Así junta a Miguelina Acosta Cárdenas con Benjamín Saldaña. Ambos no han coincidido en el tiempo que los tocó vivir. Sí, sin embargo, en la defensa de los derechos humanos. Una hija de caucheros pionera en cuestiones de igualdad y equidad, el otro “nacido en una hacienda cerca de una quebrada en Alto Porcón, donde terminan los extensos pajonales de la jalca, producto de un matrimonio esclavo. Él también nació esclavo, visto siempre como indio, eso lo llevó toda su vida como una condena”. Más coincidencias y divergencias históricas se encuentra en la novela que, luego de una primera lectura de principio a fin, uno ya puede hacerlo salteando por los capítulos de acuerdo a los hechos y personajes preferidos.

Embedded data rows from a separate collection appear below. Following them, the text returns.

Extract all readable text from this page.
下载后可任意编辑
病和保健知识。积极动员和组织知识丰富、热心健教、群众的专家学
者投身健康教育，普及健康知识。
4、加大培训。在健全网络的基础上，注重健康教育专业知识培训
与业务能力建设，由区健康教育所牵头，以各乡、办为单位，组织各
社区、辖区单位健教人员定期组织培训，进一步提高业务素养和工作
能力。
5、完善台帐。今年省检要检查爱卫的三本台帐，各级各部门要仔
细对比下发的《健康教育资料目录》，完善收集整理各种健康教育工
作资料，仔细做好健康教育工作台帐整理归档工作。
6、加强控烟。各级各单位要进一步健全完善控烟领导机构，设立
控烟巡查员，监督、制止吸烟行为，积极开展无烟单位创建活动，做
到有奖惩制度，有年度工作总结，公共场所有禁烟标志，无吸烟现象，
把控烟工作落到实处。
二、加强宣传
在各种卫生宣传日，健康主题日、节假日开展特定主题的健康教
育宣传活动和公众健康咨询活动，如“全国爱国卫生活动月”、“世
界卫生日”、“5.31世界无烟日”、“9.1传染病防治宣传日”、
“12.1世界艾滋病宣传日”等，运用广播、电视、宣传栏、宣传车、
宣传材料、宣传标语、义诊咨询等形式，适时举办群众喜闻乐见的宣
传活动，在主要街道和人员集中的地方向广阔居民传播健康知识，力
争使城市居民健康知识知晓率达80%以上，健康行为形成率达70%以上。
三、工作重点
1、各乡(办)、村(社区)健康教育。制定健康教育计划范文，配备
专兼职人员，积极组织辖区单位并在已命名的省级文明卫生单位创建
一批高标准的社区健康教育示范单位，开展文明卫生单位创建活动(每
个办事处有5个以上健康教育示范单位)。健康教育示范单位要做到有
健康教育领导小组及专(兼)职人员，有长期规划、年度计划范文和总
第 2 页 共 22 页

Nos hemos salteado, por (mal)formación profesional quizás, entre capítulos para seguir el hilo de Benjamín Saldaña sin perder de vista a Juan Aymena, ese nativo que fue llevado a Inglaterra por la familia Arana Zumaeta y luego regresado como un proyecto de vida fallido que pretendía convertirlo en profesional. Y con Saldaña hemos creído recrear o vivir en esos pocos años que el periodista desde la serranía llegó a Iquitos con su anarquismo -condición inevitable de todo periodista- para en pocas páginas provocar muchas reacciones en su contra. Y en esa recreación del espacio y tiempo me ha conmovido por su inmortalidad una descripción del ambiente donde Julio C. Arana festejaba sus logros y que el autor describe a Iquitos como poblada “por gente muy diversa, como los descendientes de españoles, comerciantes sin mucho auge en la explotación del caucho y de la industria naviera, que tenían el orgullo de llevar el linaje europeo. También estaban los portugueses y brasileros que llegaban para aprovechar el auge de la producción del sombrero de paja o sombrero panamá. Y qué decir de los judíos sefardíes de Marruecos y el Mediterráneo. Eso era Iquitos. Y ellos se sentían amos y dueños de la Amazonía. Todos se aprovechaban de lo que la selva los ofertaba”. ¿Así era Iquitos? Sí, literal. Literaria en la mente de Gerald Rodríguez y real en la vida cotidiana de estos tiempos.
Al regresar de Matanzas hacia La Habana nos persiguen varios demonios. Al evocar a Matanzas, nombre con mucho simbolismo en las caucherías amazónicas, los demonios siguen su persecución. Ojalá esta novela tenga la repercusión que se merece no sólo porque describe a Iquitos de antaño que, social y económicamente, se parece tanto a la ciudad de hoy sino porque durante su lectura se comprueba que no hay mejor manera de inventar una realidad que con conocimiento de causa. Mentir, desde la literatura, para inventar una realidad que siendo pura ficción nos permite una reflexión perpetua sobre lo que fuimos y pretendemos ser.